For the complete transcript of the earnings call, please refer to the full earnings call transcript.
Positive Points
- CrowdStrike Holdings Inc (CRWD, Financial) reported a Q4 net new ARR of $224 million, surpassing expectations and closing FY 2025 with $4.24 billion in ending ARR.
- The company achieved a record free cash flow of $1.07 billion for the fiscal year, representing 27% of revenue.
- CrowdStrike Holdings Inc (CRWD) became the first cybersecurity ISV to cross $1 billion in deal value on AWS Marketplace in a single calendar year.
- The Falcon Flex subscription model has been a significant success, with accounts adopting Falcon Flex reaching $2.5 billion in total deal value, growing 80% quarter over quarter.
- The company's cloud security business grew over 45% in Q4, with ending ARR surpassing $600 million, highlighting strong demand for its cloud security solutions.
Negative Points
- Despite strong performance, the net new ARR was down about 1% year over year, indicating some challenges in maintaining growth momentum.

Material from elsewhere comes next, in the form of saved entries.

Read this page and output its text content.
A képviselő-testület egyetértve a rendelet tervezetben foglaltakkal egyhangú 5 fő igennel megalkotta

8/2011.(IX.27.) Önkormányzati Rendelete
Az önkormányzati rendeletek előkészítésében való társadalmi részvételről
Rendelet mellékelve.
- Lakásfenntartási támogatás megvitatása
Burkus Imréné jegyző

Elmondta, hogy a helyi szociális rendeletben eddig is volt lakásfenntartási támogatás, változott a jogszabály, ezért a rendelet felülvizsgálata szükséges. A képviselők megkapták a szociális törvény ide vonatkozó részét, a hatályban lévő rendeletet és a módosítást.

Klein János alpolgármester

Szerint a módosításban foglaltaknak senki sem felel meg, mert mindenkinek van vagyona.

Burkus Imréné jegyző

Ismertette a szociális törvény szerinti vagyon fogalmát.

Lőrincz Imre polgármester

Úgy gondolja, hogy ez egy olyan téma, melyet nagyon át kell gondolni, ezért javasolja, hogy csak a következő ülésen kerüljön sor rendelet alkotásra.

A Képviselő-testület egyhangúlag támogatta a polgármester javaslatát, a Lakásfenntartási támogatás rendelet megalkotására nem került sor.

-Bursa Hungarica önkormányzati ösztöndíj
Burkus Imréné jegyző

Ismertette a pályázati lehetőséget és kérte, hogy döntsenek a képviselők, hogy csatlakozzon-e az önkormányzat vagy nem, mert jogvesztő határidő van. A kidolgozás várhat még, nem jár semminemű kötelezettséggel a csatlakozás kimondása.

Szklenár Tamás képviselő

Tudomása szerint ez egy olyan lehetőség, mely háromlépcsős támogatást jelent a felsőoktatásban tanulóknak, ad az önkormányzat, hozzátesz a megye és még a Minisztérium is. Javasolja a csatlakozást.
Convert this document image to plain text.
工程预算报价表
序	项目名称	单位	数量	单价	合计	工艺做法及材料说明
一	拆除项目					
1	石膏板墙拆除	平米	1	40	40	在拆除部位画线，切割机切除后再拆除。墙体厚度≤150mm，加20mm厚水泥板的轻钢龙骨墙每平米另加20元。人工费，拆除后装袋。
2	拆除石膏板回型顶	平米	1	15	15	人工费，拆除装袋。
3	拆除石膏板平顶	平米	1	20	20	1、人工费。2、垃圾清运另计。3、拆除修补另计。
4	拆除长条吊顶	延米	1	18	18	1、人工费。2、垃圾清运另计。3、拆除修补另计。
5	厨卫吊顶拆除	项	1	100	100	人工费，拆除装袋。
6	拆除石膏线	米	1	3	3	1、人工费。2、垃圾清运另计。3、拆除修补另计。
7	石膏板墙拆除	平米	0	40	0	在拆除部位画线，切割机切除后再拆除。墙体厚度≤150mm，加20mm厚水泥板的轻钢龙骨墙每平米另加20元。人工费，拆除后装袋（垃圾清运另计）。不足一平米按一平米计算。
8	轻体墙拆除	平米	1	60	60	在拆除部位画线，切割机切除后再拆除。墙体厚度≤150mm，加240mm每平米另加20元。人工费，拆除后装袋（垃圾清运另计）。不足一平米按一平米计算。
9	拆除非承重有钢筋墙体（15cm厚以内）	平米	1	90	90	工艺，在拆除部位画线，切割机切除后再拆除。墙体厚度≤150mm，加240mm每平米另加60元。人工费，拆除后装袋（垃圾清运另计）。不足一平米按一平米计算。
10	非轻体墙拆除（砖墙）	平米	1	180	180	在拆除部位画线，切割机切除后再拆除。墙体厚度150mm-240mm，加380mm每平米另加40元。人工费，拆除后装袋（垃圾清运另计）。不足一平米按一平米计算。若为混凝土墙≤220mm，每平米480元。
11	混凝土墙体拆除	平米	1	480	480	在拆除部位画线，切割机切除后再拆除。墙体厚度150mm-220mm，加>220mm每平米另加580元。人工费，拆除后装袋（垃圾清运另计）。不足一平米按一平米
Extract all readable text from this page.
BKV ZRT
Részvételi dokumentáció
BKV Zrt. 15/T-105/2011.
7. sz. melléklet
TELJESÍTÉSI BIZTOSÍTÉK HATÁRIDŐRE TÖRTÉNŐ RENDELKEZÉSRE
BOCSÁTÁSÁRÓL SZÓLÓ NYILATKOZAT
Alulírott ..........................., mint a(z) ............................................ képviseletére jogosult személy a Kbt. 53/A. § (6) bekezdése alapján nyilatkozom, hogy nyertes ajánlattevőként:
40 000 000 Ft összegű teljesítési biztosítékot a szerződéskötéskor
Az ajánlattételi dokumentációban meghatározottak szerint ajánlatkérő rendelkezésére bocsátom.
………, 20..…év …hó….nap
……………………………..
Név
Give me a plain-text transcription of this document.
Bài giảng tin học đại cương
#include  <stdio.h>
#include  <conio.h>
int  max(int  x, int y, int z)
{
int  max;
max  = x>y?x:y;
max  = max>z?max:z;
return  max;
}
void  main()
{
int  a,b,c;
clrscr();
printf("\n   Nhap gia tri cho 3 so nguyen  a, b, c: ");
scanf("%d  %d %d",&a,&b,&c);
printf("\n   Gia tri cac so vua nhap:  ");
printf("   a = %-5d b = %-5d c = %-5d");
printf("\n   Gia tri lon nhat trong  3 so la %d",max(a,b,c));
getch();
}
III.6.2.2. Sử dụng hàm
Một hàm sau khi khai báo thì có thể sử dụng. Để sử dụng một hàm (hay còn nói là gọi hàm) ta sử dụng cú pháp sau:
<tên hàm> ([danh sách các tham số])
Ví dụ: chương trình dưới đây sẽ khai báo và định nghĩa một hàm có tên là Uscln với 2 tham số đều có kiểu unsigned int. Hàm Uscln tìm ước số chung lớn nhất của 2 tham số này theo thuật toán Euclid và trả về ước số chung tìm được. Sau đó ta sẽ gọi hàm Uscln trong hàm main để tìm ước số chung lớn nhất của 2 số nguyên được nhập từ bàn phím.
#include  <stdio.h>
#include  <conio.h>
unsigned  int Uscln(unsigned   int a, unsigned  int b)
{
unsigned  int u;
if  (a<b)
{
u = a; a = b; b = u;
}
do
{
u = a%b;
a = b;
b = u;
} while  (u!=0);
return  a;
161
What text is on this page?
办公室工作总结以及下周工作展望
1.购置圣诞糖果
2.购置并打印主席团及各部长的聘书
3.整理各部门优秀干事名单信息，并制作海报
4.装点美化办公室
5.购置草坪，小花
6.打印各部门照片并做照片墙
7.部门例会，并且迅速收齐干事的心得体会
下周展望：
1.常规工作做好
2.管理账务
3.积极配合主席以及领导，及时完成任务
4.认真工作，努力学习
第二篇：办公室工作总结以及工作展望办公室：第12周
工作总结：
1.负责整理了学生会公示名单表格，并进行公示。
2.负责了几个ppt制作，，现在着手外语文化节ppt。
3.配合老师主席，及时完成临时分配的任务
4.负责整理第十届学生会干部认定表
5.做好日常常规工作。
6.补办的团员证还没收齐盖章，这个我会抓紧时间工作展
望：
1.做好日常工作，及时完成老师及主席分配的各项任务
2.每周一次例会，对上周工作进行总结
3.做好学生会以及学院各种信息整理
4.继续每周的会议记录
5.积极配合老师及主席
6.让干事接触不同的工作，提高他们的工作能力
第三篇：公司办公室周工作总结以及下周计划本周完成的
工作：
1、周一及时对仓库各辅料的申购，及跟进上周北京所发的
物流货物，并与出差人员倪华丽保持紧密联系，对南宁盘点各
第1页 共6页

- The company faced a GAAP net loss of $92.3 million in Q4, impacted by tax expenses related to acquisitions and incident-related expenses.
- There is a noted decline in growth from existing customers, with upselling to existing customers decreasing from 21% growth in Q1 to 15% by year-end.
- The company anticipates cash impacts of approximately $73 million for outage-related costs in Q1 of FY26, affecting short-term financial performance.
- Operating margin guidance for FY26 reflects upfront investments and amortized costs from the Customer Commitment Program, which may pressure margins in the near term.